Гуляющая публика делилась на две категории — туристов и местных. Туристы чаще всего держались стайками и, несмотря на позднее время, не оставляли своих панам, фото- и видеокамер. Были среди них и лирические парочки, совершающие брачное или «деловое» турне, они выглядели нарядно и предпочитали передвигаться в обнимку. Меня интересовали потенциальные партнеры на сегодняшний вечер — проститутки обоего пола. Женщины слонялись тут всякие, независимо от возраста и комплекции они сохраняли национальную стилистику. «Карменситы» с цветком в волосах или в вырезе платья, с затянутыми корсажами и черным кружевом в виде белья прогуливались возле нашего столика, поглядывая на моих приятелей. А несколько смуглых лиц с усиками и смоляными глазами над лоснящимися толстыми щеками упорно и многозначительно обратились в мою сторону. Ужасно! И все это — за пять тысяч баксов?! Неужели я так здорово влипла? Вспомнив о своей хитрости, я повернула стул в направлении толстомордого кавалера и вполне отчетливо дала понять Чаку, что строю джентльмену глазки. Заметив это, Сол вспыхнул энтузиазмом:
— А почему бы нам не гульнуть сегодня по-настоящему?! Конечно, это не Амстердам. Но зато южный темперамент и душок «дна» — чистый разврат, грязная грязь!
— Не ты ли, Сол, вчера призывал нас к целомудрию и высоким чувствам? Ехидна. Я уже чуть было не заставила Чака взяться за сочинение сонета… — заметила я, не отрывая взгляда от намеченного кавалера. — Действительно, в этих первобытных жирных южанах есть нечто… отталкивающее.
— Но не во всех, — коротко заметил Чак и, следуя за его взглядом, я увидела подростка, одетого тореадором.
Он стоял, небрежно прислонившись к стене шумного бара и изредка обмениваясь репликами с проходившими мимо «крутыми». Высокий и гибкий малый, потому так картинно сидело на нем старенькое карнавальное облачение.

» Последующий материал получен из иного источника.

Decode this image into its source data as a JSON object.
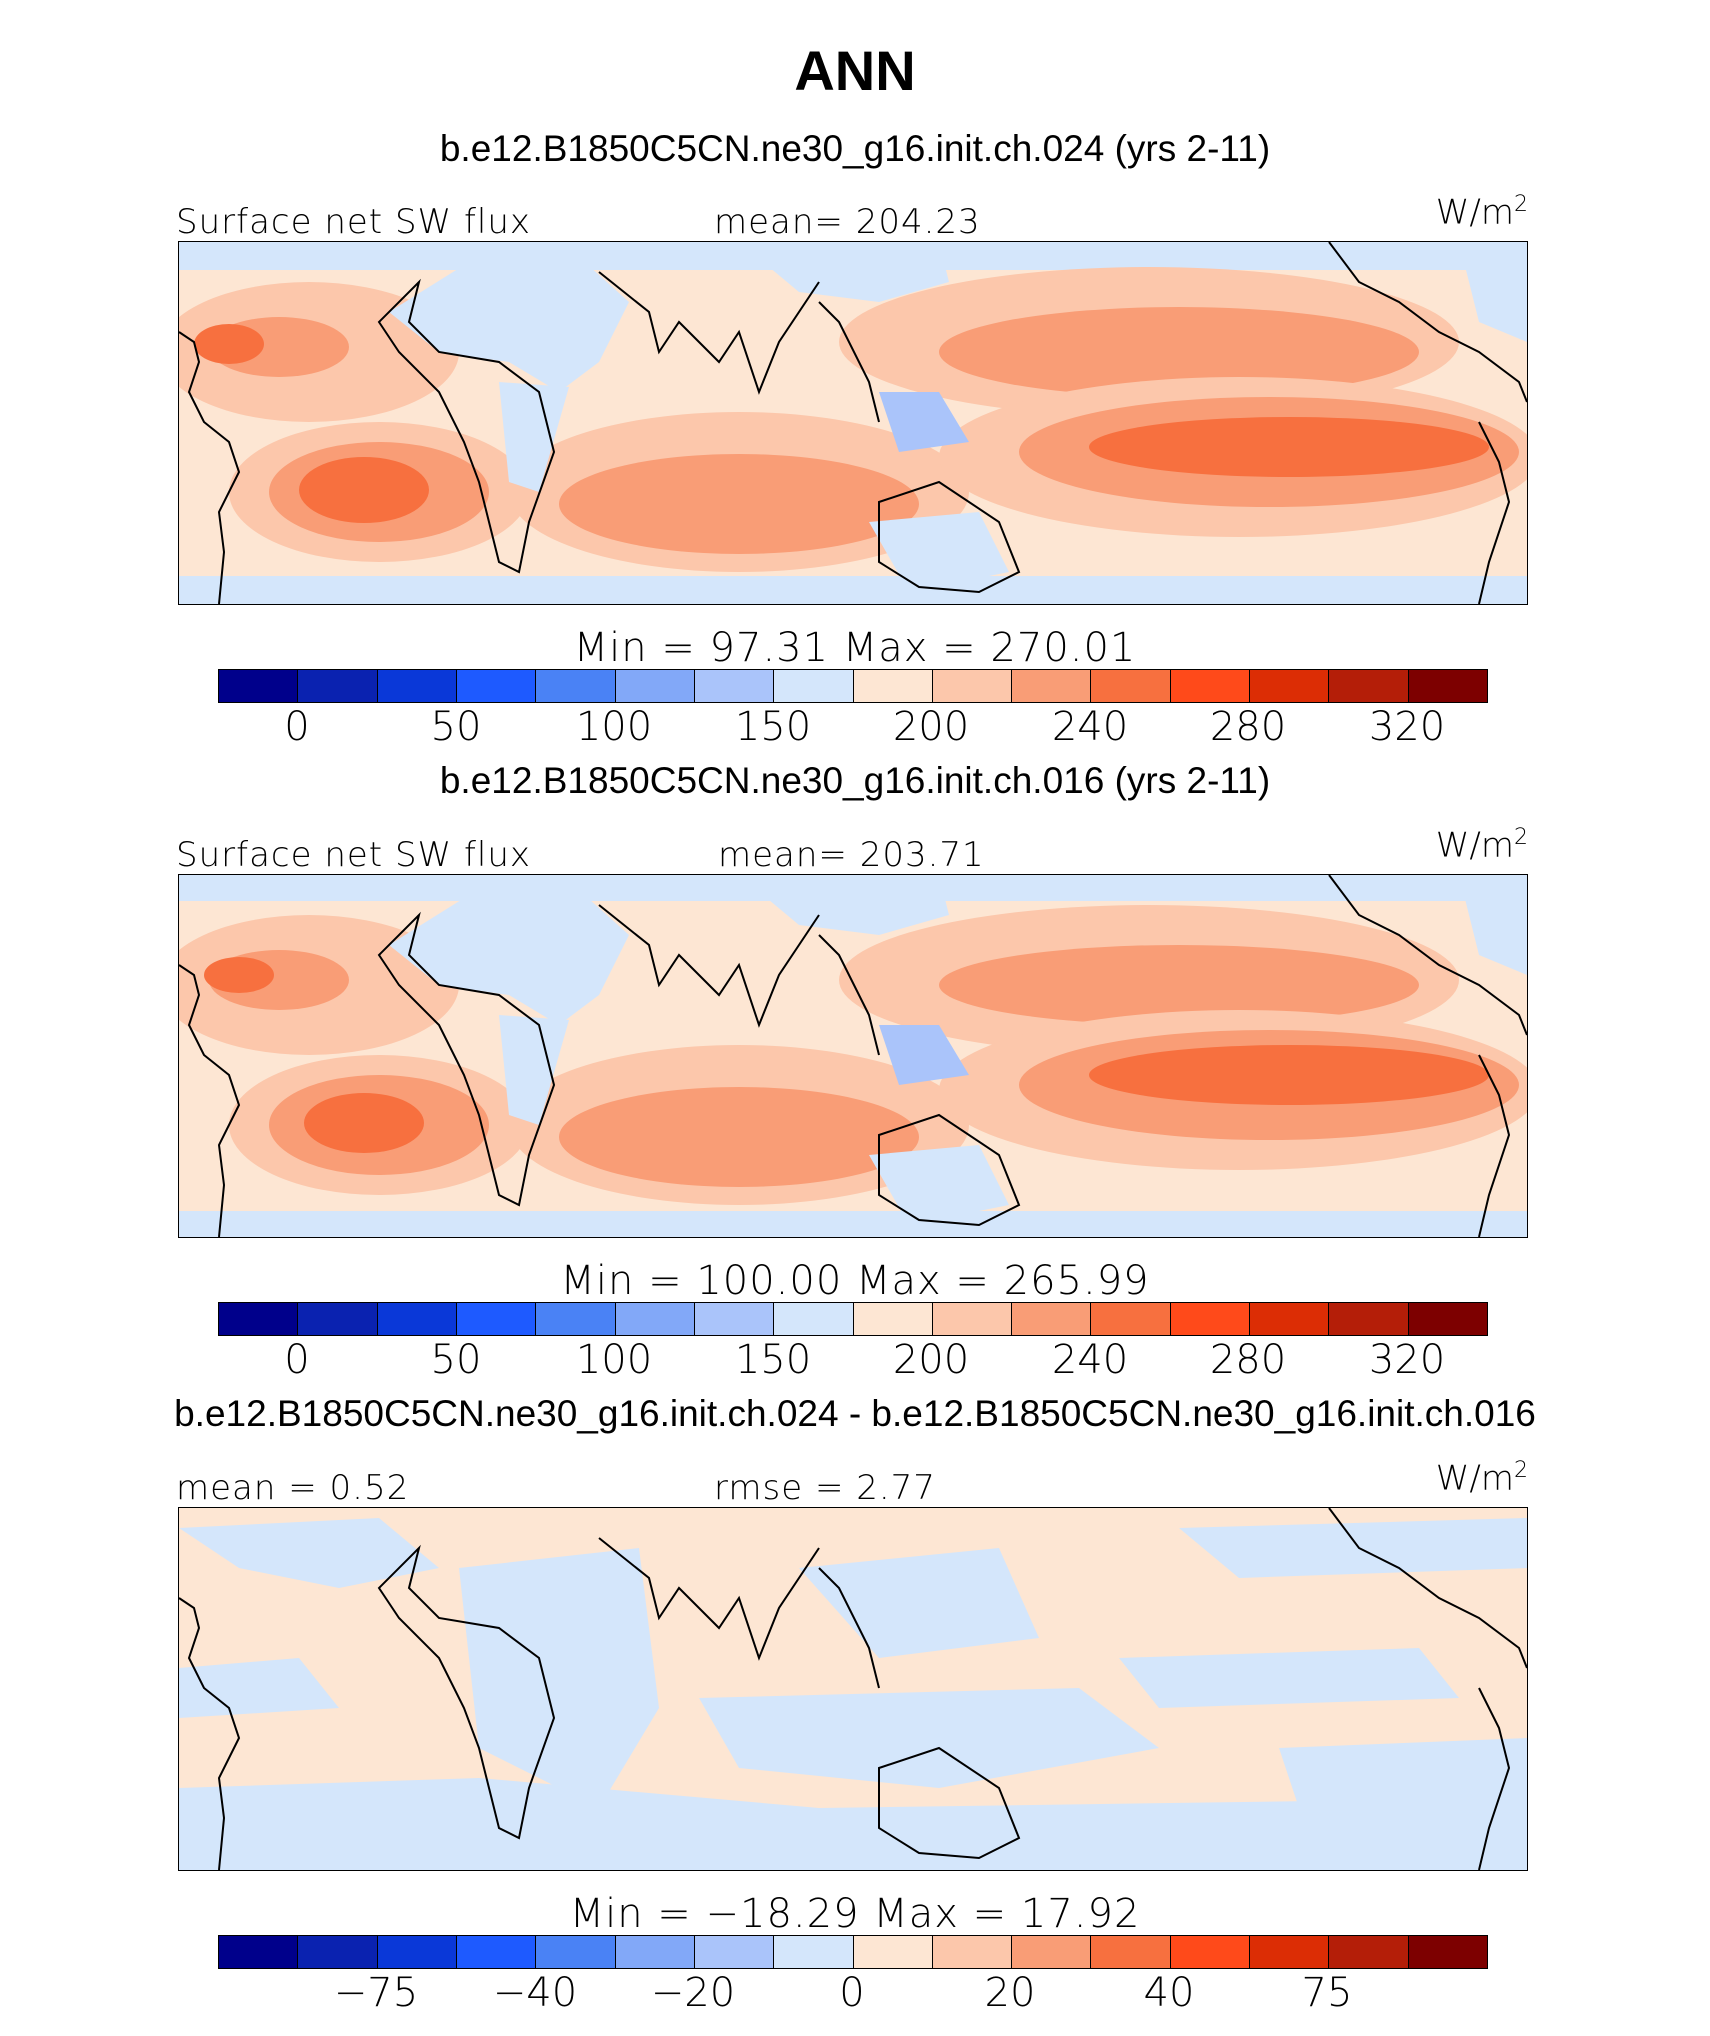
{
  "title": "ANN",
  "colors": {
    "scale": [
      "#00008b",
      "#0a22b0",
      "#0a38d8",
      "#1e5aff",
      "#4a82f5",
      "#82a8f8",
      "#aac4fa",
      "#d4e6fb",
      "#fde6d3",
      "#fcc7ab",
      "#f99d76",
      "#f7703f",
      "#ff4a1a",
      "#dc2d05",
      "#b41e08",
      "#7d0000"
    ],
    "coast": "#000000"
  },
  "panels": [
    {
      "case_title": "b.e12.B1850C5CN.ne30_g16.init.ch.024 (yrs 2-11)",
      "left_label": "Surface net SW flux",
      "center_label": "mean= 204.23",
      "units": "W/m",
      "units_sup": "2",
      "minmax": "Min = 97.31 Max = 270.01",
      "tick_labels": [
        "0",
        "50",
        "100",
        "150",
        "200",
        "240",
        "280",
        "320"
      ]
    },
    {
      "case_title": "b.e12.B1850C5CN.ne30_g16.init.ch.016 (yrs 2-11)",
      "left_label": "Surface net SW flux",
      "center_label": "mean= 203.71",
      "units": "W/m",
      "units_sup": "2",
      "minmax": "Min = 100.00 Max = 265.99",
      "tick_labels": [
        "0",
        "50",
        "100",
        "150",
        "200",
        "240",
        "280",
        "320"
      ]
    },
    {
      "case_title": "b.e12.B1850C5CN.ne30_g16.init.ch.024 - b.e12.B1850C5CN.ne30_g16.init.ch.016",
      "left_label": "mean = 0.52",
      "center_label": "rmse = 2.77",
      "units": "W/m",
      "units_sup": "2",
      "minmax": "Min = −18.29 Max = 17.92",
      "tick_labels": [
        "−75",
        "−40",
        "−20",
        "0",
        "20",
        "40",
        "75"
      ]
    }
  ]
}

Белые гольфы, темно-зеленые, слишком узкие, атласные панталоны с золотыми галунами, бархатное болеро, распахнутое на груди, и мятая пестрая косынка, опущенная до бровей. Чудесное лицо — узкое, тонкое, с крупным горбатым носом и маленькими, глубоко посаженными глазами. Оно свидетельствовало о тайной печали и некоей загадочной значительности. Я с пренебрежительной ухмылкой отвернулась: «Сопляк». Чак поманил парня пальцем.